The Mumbai-listed owner said net profit in its third quarter was INR 5.38bn ($64.8m), down from INR 6.27bn in the same period of 2022.

Revenue dipped to INR 12.45bn against INR 14.2bn.

Shipping profit, comprising tankers, gas carriers and bulkers, came in at INR 5.34bn versus INR 6.53bn the year before.

Offshore vessel earnings from the Greatship unit were INR 33m, down from INR 281m.

Average crude tanker rates dropped to $45,556 per day in the quarter, against $60,143 in 2022.

The company blamed this on a fall in Middle East exports.

But North and South American crude exports grew, it said.

Product carriers slipped to $28,566 per day from $36,423 per day, while dry bulk numbers dropped to $16,478 per day compared with $17,020 per day a year earlier.

Great Eastern said clean rates were down east of Suez, led by a drop in Middle East and China exports, but western numbers were strong, aided by Panama Canal disruption and healthy shipments from the US.

VLGC rates a bright spot

LPG carriers were better, reaching $31,255 per day, up from $29,803 per day in the previous year.

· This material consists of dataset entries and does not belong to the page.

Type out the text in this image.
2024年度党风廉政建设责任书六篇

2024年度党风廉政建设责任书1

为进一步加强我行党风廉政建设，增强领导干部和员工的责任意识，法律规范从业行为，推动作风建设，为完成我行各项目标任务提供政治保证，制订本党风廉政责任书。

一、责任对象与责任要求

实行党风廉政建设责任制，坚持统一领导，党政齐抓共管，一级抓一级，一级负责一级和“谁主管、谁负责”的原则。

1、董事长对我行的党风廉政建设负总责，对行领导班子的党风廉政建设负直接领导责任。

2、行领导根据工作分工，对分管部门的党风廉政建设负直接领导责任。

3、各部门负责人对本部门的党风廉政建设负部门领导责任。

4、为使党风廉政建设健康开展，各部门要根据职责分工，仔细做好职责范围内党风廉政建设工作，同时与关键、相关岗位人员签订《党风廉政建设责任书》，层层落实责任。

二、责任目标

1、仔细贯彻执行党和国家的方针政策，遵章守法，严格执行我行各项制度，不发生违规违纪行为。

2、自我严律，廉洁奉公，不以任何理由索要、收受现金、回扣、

VLGC trades increased by 5% over 2022 as US LPG exports jumped 17%.

Reduced transit slots at the drought-hit Panama Canal meant a large number of vessels had to reroute transits for Asian voyages, “thereby stretching the VLGC fleet”, Great Eastern said.

Record freight rates in 2023 have enabled VLGC asset prices to remain firm, it added.

Great Eastern has 100% of days covered for its VLGCs in the 2024 financial year ending 31 March.

Crude vessels stand at 40% coverage, with product tankers on 41% and bulkers at 68%.